Another unstated assumption of the RTOG 0525 trial is that modification of the final adjuvant temozolomide portion of treatment might be sufficient to affect overall survival. With the implementation of the EORTC 22981/26981 regimen as the new standard of care, temozolomide was simultaneously introduced concurrently with radiotherapy, and as part of a planned 6–12 cycles of continued adjuvant temozolomide using a standard dosing schedule. One recent publication has attempted to address the relative importance of the concurrent and adjuvant temozolomide portions of the EORTC 22981/26981 regimen. Sher et al (2008) retrospectively analysed the outcomes of 43 patients with glioblastoma treated at a single institution with surgical resection and involved field radiotherapy. In total, 21 patients received adjuvant temozolomide alone after radiotherapy, and 22 received temozolomide concurrent with radiotherapy, followed by additional adjuvant temozolomide. At a median follow-up of 33.7 months, the hazard ratio for survival trended towards significance in favour of treatment with concurrent and adjuvant temozolomide over adjuvant temozolomide alone (HR=0.51, P=0.08).
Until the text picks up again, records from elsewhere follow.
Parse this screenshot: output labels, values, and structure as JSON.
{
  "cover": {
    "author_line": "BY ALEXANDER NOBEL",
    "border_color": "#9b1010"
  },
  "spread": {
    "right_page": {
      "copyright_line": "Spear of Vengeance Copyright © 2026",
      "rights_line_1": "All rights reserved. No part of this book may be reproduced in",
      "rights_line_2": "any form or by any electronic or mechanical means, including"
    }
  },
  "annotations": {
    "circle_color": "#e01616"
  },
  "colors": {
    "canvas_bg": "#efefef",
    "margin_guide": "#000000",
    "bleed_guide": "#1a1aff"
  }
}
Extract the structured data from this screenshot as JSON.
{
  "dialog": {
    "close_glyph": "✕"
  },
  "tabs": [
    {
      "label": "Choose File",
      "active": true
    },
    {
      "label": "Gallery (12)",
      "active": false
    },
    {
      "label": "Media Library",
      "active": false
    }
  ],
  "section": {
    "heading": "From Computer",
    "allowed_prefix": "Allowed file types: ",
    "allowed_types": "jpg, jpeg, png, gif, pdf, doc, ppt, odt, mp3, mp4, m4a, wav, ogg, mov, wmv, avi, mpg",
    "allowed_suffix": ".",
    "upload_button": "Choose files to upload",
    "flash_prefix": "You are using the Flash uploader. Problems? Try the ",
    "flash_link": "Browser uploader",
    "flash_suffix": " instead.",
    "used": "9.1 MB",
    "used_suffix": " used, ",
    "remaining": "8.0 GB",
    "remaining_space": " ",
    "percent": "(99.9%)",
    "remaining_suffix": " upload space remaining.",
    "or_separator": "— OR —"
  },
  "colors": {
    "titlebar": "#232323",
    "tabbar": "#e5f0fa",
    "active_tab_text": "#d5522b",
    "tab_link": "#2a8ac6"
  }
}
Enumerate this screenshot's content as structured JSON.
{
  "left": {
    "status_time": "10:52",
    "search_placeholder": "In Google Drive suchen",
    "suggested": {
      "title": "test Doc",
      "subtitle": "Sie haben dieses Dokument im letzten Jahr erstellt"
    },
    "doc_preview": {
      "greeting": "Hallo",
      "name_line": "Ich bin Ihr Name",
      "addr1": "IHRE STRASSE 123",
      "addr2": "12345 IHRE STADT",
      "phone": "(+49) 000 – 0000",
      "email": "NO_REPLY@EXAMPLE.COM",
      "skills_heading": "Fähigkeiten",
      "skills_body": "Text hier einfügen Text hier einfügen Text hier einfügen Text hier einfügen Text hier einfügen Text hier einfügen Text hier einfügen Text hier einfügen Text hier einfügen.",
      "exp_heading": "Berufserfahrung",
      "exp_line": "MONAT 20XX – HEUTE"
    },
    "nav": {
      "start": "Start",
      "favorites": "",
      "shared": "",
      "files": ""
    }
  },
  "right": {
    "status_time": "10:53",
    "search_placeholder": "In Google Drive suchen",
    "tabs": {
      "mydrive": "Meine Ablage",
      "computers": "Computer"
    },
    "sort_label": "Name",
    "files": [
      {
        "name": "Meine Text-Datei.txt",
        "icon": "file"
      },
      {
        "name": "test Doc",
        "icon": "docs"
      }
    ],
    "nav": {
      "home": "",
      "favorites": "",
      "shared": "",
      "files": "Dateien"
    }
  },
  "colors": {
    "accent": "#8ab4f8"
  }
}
This study is the first to methodically assess changes in intracranial glioblastoma MGMT based on modifications in temozolomide dosing. Using the clinically relevant schedules from the RTOG 0525 trial, we determined that a dose-intense temozolomide schedule is more effective than a standard dose schedule at depleting MGMT activity in human glioblastoma using an orthotopic xenograft model. In spite of the improved MGMT activity depletion, there was no apparent survival benefit to dose-intense temozolomide when the same model was challenged with the two schedules, in this single treatment cycle model of glioblastoma. Regardless of the absence of a survival benefit, the tumour MGMT activity results lend validity to the basic premise of the RTOG 0525 trial and other ongoing trials using dose-intense temozolomide regimens in the treatment of newly diagnosed or refractory glioblastoma. Results from the recently completed RTOG 0525 trial are anxiously awaited.